There is, however, no merit to the plaintiff’s alternative contention that he had a continuing possessory interest in the stock, and that his right to seek recovery of the stock was not barred by the Statute of Limitations (cf., Orange & Rockland Utils. v Philwold Estates, 52 NY2d 253). The plaintiffs remaining contentions regarding the Statutes of Limitations applicable to his causes of action based on conversion and breach of fiduciary duty, raised for the first time on appeal, are not properly before this Court (see, Zambito v Catanzaro, 264 AD2d 839).
The defendant, as the successful party before the Supreme Court, having obtained dismissal of the complaint, was precluded from appealing those portions of the order which denied certain branches of its motion as academic (see, Paro *416 chial Bus Sys. v Board of Educ., 60 NY2d 539, 544). It may, however, seek review of those portions of the order on the plaintiffs appeal (see, Parochial Bus Sys. v Board of Educ., supra, at 545-546).

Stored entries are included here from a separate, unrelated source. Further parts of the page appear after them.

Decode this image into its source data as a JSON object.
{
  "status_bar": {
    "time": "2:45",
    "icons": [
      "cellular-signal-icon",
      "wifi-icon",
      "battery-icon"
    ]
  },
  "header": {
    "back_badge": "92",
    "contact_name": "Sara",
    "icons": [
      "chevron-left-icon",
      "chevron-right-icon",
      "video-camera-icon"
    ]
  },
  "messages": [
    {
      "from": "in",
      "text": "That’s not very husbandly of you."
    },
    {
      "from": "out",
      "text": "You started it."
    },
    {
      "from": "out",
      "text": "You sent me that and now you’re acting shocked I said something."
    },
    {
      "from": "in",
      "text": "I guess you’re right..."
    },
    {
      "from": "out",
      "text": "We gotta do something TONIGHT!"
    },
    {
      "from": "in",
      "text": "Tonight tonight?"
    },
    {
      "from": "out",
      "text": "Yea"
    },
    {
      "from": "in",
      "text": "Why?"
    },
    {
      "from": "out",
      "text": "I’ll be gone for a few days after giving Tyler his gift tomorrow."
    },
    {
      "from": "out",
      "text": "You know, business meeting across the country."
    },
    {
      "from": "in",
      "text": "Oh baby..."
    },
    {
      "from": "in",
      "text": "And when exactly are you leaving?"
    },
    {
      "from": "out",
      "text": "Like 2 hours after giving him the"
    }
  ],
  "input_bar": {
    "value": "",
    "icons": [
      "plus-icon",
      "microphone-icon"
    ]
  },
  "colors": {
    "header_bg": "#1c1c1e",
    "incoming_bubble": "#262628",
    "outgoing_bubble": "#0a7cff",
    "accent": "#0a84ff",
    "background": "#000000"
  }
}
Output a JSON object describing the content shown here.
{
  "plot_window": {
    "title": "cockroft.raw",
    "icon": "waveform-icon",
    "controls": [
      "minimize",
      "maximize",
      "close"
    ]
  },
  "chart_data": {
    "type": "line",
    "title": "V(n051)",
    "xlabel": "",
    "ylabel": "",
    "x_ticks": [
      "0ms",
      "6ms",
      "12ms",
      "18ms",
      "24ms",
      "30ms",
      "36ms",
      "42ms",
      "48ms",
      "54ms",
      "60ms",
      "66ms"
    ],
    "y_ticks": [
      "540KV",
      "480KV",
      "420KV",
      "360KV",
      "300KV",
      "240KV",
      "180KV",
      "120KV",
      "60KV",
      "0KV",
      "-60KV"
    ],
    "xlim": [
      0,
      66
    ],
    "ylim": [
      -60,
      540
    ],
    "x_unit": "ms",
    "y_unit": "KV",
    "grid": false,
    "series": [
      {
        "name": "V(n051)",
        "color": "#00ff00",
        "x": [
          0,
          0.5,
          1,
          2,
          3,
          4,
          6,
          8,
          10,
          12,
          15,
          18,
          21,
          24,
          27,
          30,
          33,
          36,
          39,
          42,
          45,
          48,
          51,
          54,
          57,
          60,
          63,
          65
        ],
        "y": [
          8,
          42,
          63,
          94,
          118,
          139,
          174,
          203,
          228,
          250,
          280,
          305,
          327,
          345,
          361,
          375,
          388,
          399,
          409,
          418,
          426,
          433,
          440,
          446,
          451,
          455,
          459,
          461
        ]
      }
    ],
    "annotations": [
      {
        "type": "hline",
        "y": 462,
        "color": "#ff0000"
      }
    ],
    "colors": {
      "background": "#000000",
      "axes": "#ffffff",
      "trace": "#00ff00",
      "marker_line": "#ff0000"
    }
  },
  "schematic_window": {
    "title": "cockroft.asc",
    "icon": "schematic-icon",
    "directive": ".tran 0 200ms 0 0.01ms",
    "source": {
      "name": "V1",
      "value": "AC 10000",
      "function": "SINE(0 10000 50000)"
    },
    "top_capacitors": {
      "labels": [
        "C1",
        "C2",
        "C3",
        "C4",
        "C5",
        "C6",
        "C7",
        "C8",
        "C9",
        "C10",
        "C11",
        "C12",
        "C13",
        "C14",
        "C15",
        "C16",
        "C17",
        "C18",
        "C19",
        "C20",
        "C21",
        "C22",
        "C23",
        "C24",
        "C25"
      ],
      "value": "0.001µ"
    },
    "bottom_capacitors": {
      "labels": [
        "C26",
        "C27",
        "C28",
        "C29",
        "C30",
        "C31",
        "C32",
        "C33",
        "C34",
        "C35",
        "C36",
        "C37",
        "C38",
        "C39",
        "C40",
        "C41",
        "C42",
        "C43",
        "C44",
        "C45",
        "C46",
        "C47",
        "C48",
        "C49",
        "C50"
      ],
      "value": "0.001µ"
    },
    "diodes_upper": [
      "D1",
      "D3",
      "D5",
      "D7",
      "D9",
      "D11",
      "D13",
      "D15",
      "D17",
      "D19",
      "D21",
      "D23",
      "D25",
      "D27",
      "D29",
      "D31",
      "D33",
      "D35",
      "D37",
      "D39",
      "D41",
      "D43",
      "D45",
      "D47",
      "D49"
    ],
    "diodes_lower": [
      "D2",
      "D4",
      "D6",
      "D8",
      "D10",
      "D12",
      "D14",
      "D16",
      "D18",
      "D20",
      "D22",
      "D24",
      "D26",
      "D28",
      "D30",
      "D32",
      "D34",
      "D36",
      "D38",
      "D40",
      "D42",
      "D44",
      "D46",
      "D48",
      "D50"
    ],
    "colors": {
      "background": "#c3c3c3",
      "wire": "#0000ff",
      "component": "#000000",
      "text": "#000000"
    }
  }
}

Contrary to the defendant’s contention, the plaintiffs third cause of action alleging breach of fiduciary duty and his fourth cause of action alleging fraud should not be dismissed on the alternative ground of failure to state a cause of action. As previously indicated, the plaintiff has sufficiently demonstrated the existence of a fiduciary relationship (see, Abandoned Property Law § 500 [5]). The plaintiff has also sufficiently pleaded a cause of action alleging fraud (see, Merrill Lynch, Pierce, Fenner & Smith v Chipetine, 221 AD2d 284).
The defendant is, however, entitled to dismissal of the plaintiffs demand for recovery of the current cash value of the stock. The plaintiffs action is based on the defendant’s wrongful retention of the refund it received from the State and his damages are therefore limited to the amount of the refund, together with interest. Further, the plaintiffs request for punitive damages must be stricken as the defendant’s alleged acts did not rise to the level of moral culpability warranting the imposition of punitive damages (see, Coldwell Banker Residential Real Estate Servs. v Eustice, 190 AD2d 839).
Finally, the plaintiff is not entitled to an order, pursuant to CPLR 2701, directing the defendant to pay into court the cash equivalent of the shares of stock (see, Rosenblat v Seidman, 243 AD2d 699). Ritter, J. P., Altman, Schmidt and Smith, JJ., concur.